P.T.S.D
May is Mental Health Awareness. As we wrap up the month I want to take a few minutes to give an update on my very own mental state.
The Short Story
In April, 2022 I was involved in a motor vehicle collision after I left my office and was on a route I take on a regular basis downtown. Halfway to my destination, a young female riding a Moped Scooter struck the side of my work truck in my blind spot. I didn't see the actual collision, but I definitely heard it and shortly after I slowed down to pull over, It felt that I had driven over a speed bump. Once I stopped and checked out the situation and heard from witnesses, the impact cause her to slide underneath my work truck and that was the speed bump that I had felt. She would eventually succumb to her injuries.
The aftermath
Initially that whole day I seemed to have alot of adrenaline. I was still trying to process what had just happened, or even figure out how it happened. A few hours later after they finished up the police investigation, I returned back to my office to fill out some statements and went home for the rest of the day. I stopped going to work. It wasn't until a few days after the accident I realized that I had a problem. I didn't feel like my normal self. I was starting to have mood swings, nightmares and flashbacks. I couldn't sleep. I couldn't drive, nor did I want to drive anymore. During the next month I started to see the effects that the accident also had on my family. They were very much affected by this as I was. Certain things that didn't bother me before were being harder for me to deal with. I could no longer enjoy being around crowds or gatherings without developing anxiety or stress.
Getting Help
Around June I started looking around for mental health providers. Being off from work I thought it would be able to find one immediately, but it was no easy task. As a federal government employee many couldn't see me because of certain conditions. But I kept trying, and by the end of July I eventually found a psychiatrist willing to take me in even though he was booked out for several months. We made it work. He would see me every week on his lunch break until a open spot became available. There were even times I would see him on holidays. He believes in me and has been more of a friend than a doctor. I was diagnosed with post traumatic stress disorder. Over the next several months he taught me ways to better understand my condition and gave me tools to help me get back on the right track. The ultimate goal is getting back to work and to be able to drive again. He has made himself available to me 24/7. It's currently a work in progress. Whereas some days I have are good and some days are down right bad.
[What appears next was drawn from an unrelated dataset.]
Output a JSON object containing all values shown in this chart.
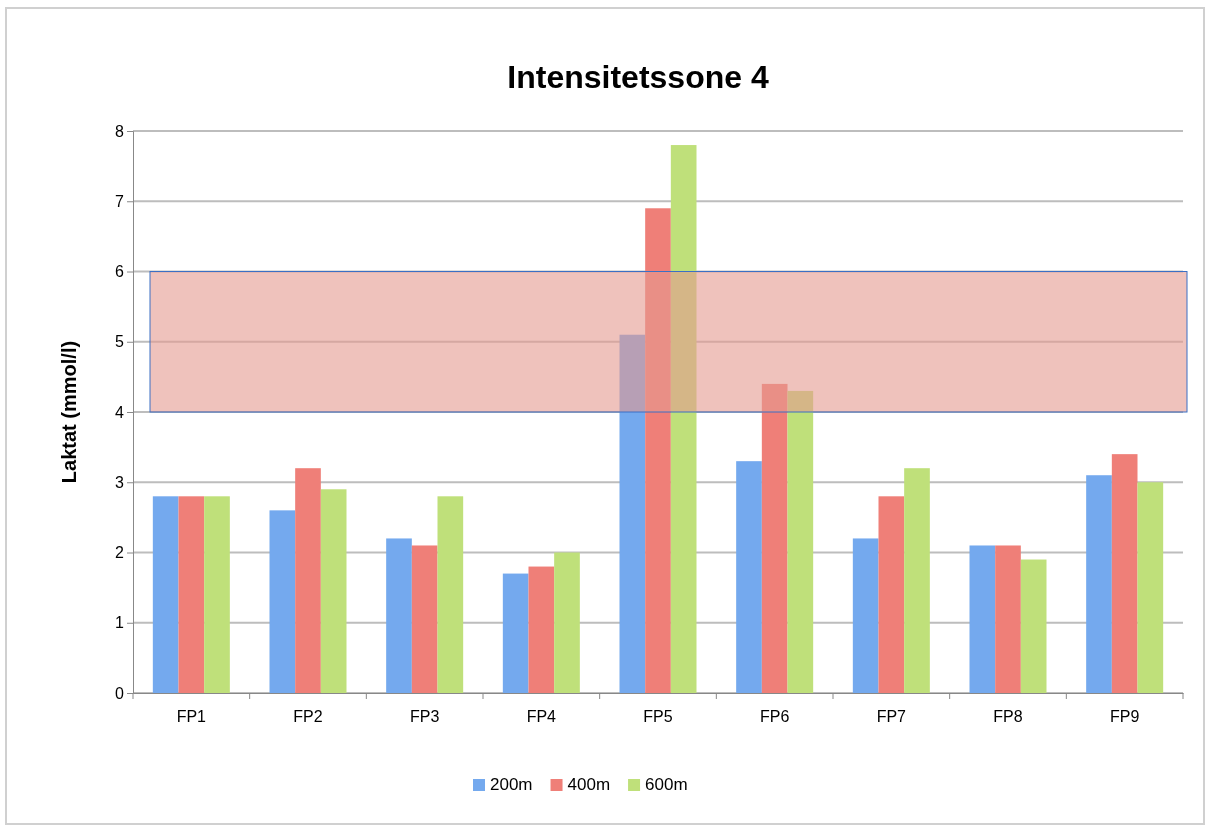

But we're getting there. Things are getting better.
Conclusion
Mental health can happen to anyone of us regardless of age, gender or race. It can happen just out of nowhere. I would be lying if said I wasn't a little hesitant to get help early on proceeding the accident. I didn't want anyone to think I was a weirdo seeing a shrink. But I found out that it's the complete opposite. I wasn't myself anyway. So I gave it a shot and I'm really glad that I did. I was finally able to return back to work last February in limited capacity and will be full capacity very soon. I am driving again and trying my best to be a better person than I was before. If you or someone you know is struggling with mental illness, reach out to someone willing to listen. Someone willing to understand the feelings you have. Unfortunately not everyone will be considerate or understand unless it has happened to them personally. I'm an example of that, simply because I'm a big guy with tattoos, there might have been some that had a hard time believing I was truly suffering inside. It would be more concerning if i didn't feel any emotion at all. The truth is I would be a total piece of shit if I didn't have any care in the world after that day.
Helpful Links
findtreatment.gov/: The confidential and anonymous resource for people seeking treatment for mental and substance use disorders in the U.S. and its territories.
988 Suicide & Crisis Lifeline: The Lifeline provides 24/7, free and confidential support for people in distress, prevention and crisis resources for you or your loved ones, as well as best practices for professionals in the US.
National Alliance on Mental Illness: A national organization that provides advocacy, education, support and public awareness so all individuals and families affected by mental illness can build better lives.
The Trevor Project: 24/7 crisis support services to LGBTQ+ young people. Text, chat or call anytime to reach a trained counselor.